Many of his writings have a symbolic focus on the village patil, the dominant symbol of the rich peasant-dominant caste interest group. Thus, for example, it is the patil who is the oppressed hero of Kulkarni Lilamrut, and other articles stress the decline of the patil from his former power state and his oppression by the demands of visiting government bureaucrats. With this, plus his continued expression of the need for scientific, progressive agriculture, he might be described as a “rich peasant” spokesman.

Yet it is clear that Mukundrao Patil’s work as a whole represents the more progressive strand in the thinking of the period.
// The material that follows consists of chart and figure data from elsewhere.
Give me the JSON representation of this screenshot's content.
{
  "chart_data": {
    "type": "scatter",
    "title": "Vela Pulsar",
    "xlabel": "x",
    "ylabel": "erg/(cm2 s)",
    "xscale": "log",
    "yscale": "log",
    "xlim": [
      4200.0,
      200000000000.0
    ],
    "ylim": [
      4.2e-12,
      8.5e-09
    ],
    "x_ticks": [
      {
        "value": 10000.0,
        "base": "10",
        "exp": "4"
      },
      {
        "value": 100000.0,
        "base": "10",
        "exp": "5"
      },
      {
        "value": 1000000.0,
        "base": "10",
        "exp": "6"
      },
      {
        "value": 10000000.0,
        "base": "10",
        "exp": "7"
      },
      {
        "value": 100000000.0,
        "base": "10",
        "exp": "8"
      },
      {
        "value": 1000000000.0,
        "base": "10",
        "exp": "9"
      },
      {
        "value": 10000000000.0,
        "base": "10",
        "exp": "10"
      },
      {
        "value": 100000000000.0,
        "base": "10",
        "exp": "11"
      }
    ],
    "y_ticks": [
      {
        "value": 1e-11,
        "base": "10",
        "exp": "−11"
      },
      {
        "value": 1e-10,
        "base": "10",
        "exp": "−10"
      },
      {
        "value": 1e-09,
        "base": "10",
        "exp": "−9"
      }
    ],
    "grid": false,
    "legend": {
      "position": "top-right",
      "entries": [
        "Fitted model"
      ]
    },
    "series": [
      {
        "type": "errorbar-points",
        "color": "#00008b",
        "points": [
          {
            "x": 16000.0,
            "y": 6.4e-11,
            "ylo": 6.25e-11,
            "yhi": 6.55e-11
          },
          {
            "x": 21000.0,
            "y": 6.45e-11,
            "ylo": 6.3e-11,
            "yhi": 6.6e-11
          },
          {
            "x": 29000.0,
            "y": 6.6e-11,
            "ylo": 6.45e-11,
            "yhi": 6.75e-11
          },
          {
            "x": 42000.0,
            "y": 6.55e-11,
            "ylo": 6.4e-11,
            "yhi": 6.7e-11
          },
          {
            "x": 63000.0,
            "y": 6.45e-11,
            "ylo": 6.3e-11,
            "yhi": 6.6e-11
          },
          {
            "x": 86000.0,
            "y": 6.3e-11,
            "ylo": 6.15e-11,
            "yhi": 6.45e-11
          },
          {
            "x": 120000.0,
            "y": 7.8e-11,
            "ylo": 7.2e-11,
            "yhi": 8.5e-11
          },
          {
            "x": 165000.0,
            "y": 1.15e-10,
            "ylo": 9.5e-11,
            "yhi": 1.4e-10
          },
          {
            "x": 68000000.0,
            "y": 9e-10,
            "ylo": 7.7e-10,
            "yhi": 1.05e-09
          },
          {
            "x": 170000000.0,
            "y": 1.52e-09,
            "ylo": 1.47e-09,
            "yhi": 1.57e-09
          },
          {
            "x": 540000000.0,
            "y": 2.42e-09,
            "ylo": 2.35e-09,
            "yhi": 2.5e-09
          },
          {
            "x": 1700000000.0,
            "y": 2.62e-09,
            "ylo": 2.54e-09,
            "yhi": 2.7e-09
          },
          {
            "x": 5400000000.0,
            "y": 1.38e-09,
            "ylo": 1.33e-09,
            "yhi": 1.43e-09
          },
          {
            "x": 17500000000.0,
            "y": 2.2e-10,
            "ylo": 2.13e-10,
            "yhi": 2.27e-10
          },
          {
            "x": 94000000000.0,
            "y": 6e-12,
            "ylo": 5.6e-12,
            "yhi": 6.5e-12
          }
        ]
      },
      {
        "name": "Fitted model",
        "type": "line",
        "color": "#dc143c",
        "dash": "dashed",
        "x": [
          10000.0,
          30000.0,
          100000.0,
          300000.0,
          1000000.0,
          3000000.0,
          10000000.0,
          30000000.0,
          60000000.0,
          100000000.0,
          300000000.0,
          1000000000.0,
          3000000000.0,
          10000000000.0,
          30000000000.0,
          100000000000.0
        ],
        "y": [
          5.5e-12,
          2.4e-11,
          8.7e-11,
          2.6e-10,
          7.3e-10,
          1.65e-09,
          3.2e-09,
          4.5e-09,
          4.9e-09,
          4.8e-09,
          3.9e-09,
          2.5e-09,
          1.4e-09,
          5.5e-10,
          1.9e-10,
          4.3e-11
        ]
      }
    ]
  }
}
He poured forth in his writings continuous arguments against religious superstitions, attacking not only the representatives of upper-class revivalism (from the Hindu Mahasabha to Annie Besant) but also urging the abolition of old, harmful peasant customs: child marriage, giving alms to beggars, holding pujas relating to agriculture, the custom of shraddh or dinners for deceased fathers, the caste idea that people should stick to their traditional occupations.
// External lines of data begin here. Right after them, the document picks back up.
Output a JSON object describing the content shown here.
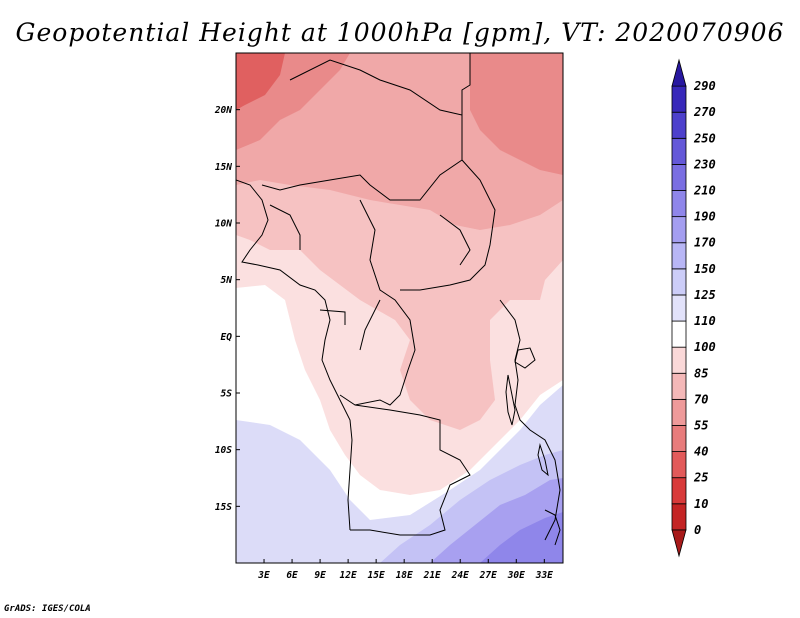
{
  "title": "Geopotential Height at 1000hPa [gpm], VT: 2020070906",
  "credit": "GrADS: IGES/COLA",
  "map": {
    "lon_range": [
      0,
      35
    ],
    "lat_range": [
      -20,
      25
    ],
    "x_ticks": [
      "3E",
      "6E",
      "9E",
      "12E",
      "15E",
      "18E",
      "21E",
      "24E",
      "27E",
      "30E",
      "33E"
    ],
    "y_ticks": [
      "20N",
      "15N",
      "10N",
      "5N",
      "EQ",
      "5S",
      "10S",
      "15S"
    ]
  },
  "colorbar": {
    "levels": [
      "0",
      "10",
      "25",
      "40",
      "55",
      "70",
      "85",
      "100",
      "110",
      "125",
      "150",
      "170",
      "190",
      "210",
      "230",
      "250",
      "270",
      "290"
    ],
    "colors": [
      "#a81a1a",
      "#c42424",
      "#d83a3a",
      "#e25a5a",
      "#e87c7c",
      "#ee9a9a",
      "#f4b8b8",
      "#fad8d8",
      "#ffffff",
      "#e2e2fa",
      "#cccdf8",
      "#b8b6f5",
      "#a49ef0",
      "#8f86ea",
      "#7a6ee2",
      "#6458d8",
      "#4d40cc",
      "#3828ba",
      "#2818a0"
    ]
  }
}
While at times he appears to have come forth as a “dominant caste” spokesman in replying to criticisms of exploitations of artisan castes, he did so while arguing that the traditional baluta system should be abolished. Such writings as Kulkarni Lilamrut and Shetji Pratap inspired untouchables as well as caste Hindus, although Mukundrao’s reluctance to support similar critiques of the patil did not always meet with untouchable expectations. He was, however, a radical defender of untouchable militancy, publishing many articles describing their “slavery” as worse than that of American Negroes and arguing against the position that untouchables should first “uplift” their social standards before they could have rights to social relations with other castes.
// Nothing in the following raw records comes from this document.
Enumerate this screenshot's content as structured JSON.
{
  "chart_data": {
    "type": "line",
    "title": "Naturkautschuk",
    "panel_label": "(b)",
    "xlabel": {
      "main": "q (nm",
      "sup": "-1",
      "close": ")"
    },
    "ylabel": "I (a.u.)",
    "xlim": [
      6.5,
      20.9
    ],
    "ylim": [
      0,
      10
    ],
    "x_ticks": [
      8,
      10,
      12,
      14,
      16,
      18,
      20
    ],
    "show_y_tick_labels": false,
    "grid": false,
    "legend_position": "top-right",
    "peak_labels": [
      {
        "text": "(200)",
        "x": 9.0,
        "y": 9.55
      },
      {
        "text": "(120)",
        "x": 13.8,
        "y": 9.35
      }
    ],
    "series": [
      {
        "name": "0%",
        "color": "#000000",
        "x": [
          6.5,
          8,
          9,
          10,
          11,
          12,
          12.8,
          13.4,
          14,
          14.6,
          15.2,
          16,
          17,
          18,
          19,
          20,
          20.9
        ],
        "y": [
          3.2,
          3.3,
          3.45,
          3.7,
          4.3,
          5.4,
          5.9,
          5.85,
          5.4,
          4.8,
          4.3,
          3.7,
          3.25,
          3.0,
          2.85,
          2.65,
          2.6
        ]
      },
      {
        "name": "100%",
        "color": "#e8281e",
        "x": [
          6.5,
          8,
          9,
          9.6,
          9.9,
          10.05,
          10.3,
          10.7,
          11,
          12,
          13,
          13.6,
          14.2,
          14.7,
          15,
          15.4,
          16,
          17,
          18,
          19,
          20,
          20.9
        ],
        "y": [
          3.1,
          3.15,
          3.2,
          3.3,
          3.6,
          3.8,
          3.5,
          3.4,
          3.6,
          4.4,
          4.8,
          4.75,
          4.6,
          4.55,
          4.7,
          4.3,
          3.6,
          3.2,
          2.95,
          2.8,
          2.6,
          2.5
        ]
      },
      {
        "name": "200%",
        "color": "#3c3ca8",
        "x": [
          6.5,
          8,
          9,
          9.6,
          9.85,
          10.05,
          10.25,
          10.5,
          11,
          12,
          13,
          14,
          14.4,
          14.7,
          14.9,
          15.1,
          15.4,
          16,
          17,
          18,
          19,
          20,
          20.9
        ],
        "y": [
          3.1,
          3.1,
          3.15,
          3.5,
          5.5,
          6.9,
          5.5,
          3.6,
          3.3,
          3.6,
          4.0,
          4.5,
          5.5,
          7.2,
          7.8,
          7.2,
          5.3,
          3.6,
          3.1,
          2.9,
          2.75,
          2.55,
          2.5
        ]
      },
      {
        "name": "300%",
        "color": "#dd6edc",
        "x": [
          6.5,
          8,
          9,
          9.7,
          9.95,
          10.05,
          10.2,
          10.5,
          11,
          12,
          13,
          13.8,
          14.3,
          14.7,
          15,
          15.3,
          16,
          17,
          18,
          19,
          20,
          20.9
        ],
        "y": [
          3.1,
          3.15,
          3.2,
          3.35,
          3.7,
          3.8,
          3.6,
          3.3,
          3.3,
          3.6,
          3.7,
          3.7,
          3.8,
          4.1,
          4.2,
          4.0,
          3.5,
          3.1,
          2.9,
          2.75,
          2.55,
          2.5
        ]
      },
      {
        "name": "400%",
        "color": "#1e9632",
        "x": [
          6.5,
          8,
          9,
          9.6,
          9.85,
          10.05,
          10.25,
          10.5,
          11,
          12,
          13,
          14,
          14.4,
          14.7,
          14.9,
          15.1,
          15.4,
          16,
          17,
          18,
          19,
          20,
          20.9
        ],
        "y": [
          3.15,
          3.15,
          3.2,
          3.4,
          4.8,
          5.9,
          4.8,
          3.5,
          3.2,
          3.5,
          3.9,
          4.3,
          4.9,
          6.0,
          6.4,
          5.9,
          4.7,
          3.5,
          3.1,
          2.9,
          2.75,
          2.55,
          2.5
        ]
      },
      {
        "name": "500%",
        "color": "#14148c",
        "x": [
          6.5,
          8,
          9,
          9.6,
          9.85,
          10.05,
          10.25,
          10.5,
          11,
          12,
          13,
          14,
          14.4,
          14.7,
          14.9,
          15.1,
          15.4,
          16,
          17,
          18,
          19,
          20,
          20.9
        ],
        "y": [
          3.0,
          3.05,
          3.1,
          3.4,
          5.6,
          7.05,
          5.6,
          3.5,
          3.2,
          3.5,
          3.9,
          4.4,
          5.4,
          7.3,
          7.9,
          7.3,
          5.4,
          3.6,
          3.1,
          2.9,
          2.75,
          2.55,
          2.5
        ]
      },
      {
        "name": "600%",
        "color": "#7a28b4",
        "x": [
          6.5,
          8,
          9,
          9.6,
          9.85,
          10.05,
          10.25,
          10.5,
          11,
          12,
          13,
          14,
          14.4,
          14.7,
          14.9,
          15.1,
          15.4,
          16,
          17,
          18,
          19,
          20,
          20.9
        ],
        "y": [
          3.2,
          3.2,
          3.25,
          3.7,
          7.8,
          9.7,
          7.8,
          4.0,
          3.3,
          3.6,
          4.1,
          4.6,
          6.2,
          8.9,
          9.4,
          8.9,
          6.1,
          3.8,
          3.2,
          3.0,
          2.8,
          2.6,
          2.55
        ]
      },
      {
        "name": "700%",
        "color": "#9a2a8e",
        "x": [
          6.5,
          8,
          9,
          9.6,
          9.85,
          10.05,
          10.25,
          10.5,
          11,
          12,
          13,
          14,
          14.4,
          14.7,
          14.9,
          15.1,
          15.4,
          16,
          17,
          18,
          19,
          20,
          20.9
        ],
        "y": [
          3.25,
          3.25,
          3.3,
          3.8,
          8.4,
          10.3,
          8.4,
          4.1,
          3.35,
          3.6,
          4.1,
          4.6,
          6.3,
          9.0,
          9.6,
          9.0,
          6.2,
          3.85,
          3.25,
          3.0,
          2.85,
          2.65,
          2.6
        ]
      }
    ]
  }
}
Finally, it should be noted that the general Satyashodhak ideology of opposition to Sanskritization and the assertion of the “non-Aryan” unity of Maharashtrian natives, for which Patil was a leading spokesman, was a positive factor in relation to Muslims as well as untouchables (thus a current reform organization has called itself the “Muslim Satyashodhak Samaj”). Muslims were not really a part of the Satyashodhak movement and the whole anti-caste thrust was basically irrelevant to their particular needs. However, the fact that the movement generally took a strong stand against the religious-based nationalism of the Hindu Mahasabha which expressly turned Muslims into an enemy was crucial. Mukundrao opposed the depiction of Shivaji as a Hindu revolt against Muslim emperors, and argued forcefully against the notion of go-brahman pratipalak, protector of cows and Brahmans, as an expression of religious conservatism. Why cows and Brahmans, he inquired, why not goats and other men? Muslims appear in Mukundrao’s writings as characters in such dialogue books as Hindi ani Brahman, and as such they represent one more component of the complex Indian society, not a feared enemy. The role of Muslims and Christians in such dialogues is in fact to assert the equality of their own religious cultures as opposed to the inequality in Hinduism.

Thus, in regard to such issues as opposition to caste inequality and cultural traditionalism, support of untouchable demands and relationships with Muslims, if Mukundrao Patil is taken as a spokesman of a rich peasant stratum, it can be argued that in this period at least it appears as one whose interests are aligned with general mass interests and to a large degree as well with the needs of particular minorities such as untouchables and Muslims. Further, he did not hesitate to defend specific tenant interests.

(Excerpted from Gail Omvedt’s Cultural Revolt in a Colonial Society: The Non Brahman Movement in Western India, 2019, Manohar Publishers and Distributors, published here with minor edits.)